Cheap and gaudy psychologists espouse
this strategy, they deflect realities, just deal
with reactionary effects; they say manage anger,
segment it and confront the bits. So the neighbour’s
bull terrorising my steers isn’t the problem, it’s that
I’d like to shoot the bull AND owner to solve it. To me
anger management delays release. It may surcease
your fears, but the problems lurking beneath are
concealed in a blanket of seriously edited deceit.

In effect I have to manage my anger to reduce
your anxiety, I must reconcile how to love you
and not be annoyed when a disagreement
effects a chain of disastrous events. We agree
these things are neither rational nor can be
explained in tangible terms. Like being in love,
like living luxuriously in a fairytale embedded
in a benign swamp of eccentric but
sometimes hard-edged surreality.
© I.D. Carswell

01 November 2006

Remembering kowhai





Jacaranda replaces
kowhai blooms in this warmer place,
lilac showers lilting in backyards
and alleyways, decorously adorning
where golden kowhai shades
would vigorously light up whole hillsides.

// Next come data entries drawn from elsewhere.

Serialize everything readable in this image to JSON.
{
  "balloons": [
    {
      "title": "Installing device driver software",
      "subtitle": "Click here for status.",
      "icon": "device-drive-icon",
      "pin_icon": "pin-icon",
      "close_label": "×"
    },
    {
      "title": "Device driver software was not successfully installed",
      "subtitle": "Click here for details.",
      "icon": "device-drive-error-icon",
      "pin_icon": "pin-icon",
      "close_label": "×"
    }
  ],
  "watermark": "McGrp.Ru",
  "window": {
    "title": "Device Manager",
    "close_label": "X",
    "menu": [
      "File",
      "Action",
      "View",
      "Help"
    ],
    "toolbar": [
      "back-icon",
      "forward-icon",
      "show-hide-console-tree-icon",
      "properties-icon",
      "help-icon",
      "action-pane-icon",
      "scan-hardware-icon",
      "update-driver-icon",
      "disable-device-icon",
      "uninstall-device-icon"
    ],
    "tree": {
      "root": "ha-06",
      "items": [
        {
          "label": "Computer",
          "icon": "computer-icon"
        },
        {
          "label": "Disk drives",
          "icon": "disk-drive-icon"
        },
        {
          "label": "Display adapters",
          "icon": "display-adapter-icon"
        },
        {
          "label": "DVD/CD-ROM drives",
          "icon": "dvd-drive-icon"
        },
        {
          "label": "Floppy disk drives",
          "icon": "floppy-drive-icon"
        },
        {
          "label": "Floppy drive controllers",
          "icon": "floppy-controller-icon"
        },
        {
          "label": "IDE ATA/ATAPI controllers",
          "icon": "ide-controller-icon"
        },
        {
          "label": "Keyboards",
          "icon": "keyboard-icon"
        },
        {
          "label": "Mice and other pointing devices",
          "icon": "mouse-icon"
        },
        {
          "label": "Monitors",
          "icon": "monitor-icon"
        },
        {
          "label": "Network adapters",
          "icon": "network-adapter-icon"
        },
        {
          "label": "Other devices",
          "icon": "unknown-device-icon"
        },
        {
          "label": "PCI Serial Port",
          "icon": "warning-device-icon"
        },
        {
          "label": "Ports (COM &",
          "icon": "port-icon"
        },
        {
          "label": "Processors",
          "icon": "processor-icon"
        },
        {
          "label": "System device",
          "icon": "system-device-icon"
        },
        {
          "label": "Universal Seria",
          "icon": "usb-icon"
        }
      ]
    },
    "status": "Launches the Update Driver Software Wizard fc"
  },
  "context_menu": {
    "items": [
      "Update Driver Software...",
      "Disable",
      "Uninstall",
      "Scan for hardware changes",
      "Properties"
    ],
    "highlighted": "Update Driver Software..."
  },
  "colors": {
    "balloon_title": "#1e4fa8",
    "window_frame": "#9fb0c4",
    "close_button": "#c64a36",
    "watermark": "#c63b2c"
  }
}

This sweet mauve softly invades
a late greening of spring,
eye-catching in soothing
silhouettes against
seamless skies, claiming
an end to winter.

Today I remembered again
the hearty welcoming of kowhai,
its reckoning warmth, its lively beckoning,
the challenge to begin a new year of growing.
I remembered kowhai and gathered in
soft jacaranda blooms with my gilded eyes.
© I.D. Carswell




Kowhai is a small woody legume tree native to New Zealand. There are eight species. Sophora microphylla is the most common, and has smaller leaves and flowers than Sophora teraptera. Kowhai trees grow throughout the country and are a common feature in New Zealand gardens.
Most species of Kowhai grow to around 8 m high and have fairly smooth bark with small leaves. They have horn-shaped yellow flowers, which appear in early spring. Their nectar is a favourite food for Tui and Kererū (New Zealand Wood Pigeon). The pods which appear after flowering each contain six or more seeds. Unusually for New Zealand plants, some species of Kowhai are deciduous, losing their tiny, dull green leaves each winter.
Sophora prostrata, sometimes called "Little Baby", is used as a Bonsai tree. It grows to the height of up to 2 meters, has zigzaging stems, and smallish leaves quite sparsely in the tree. [1]
Kōwhai is the Maori word for yellow, from the colour of the flowers.
The Kowhai is the national flower of New Zealand.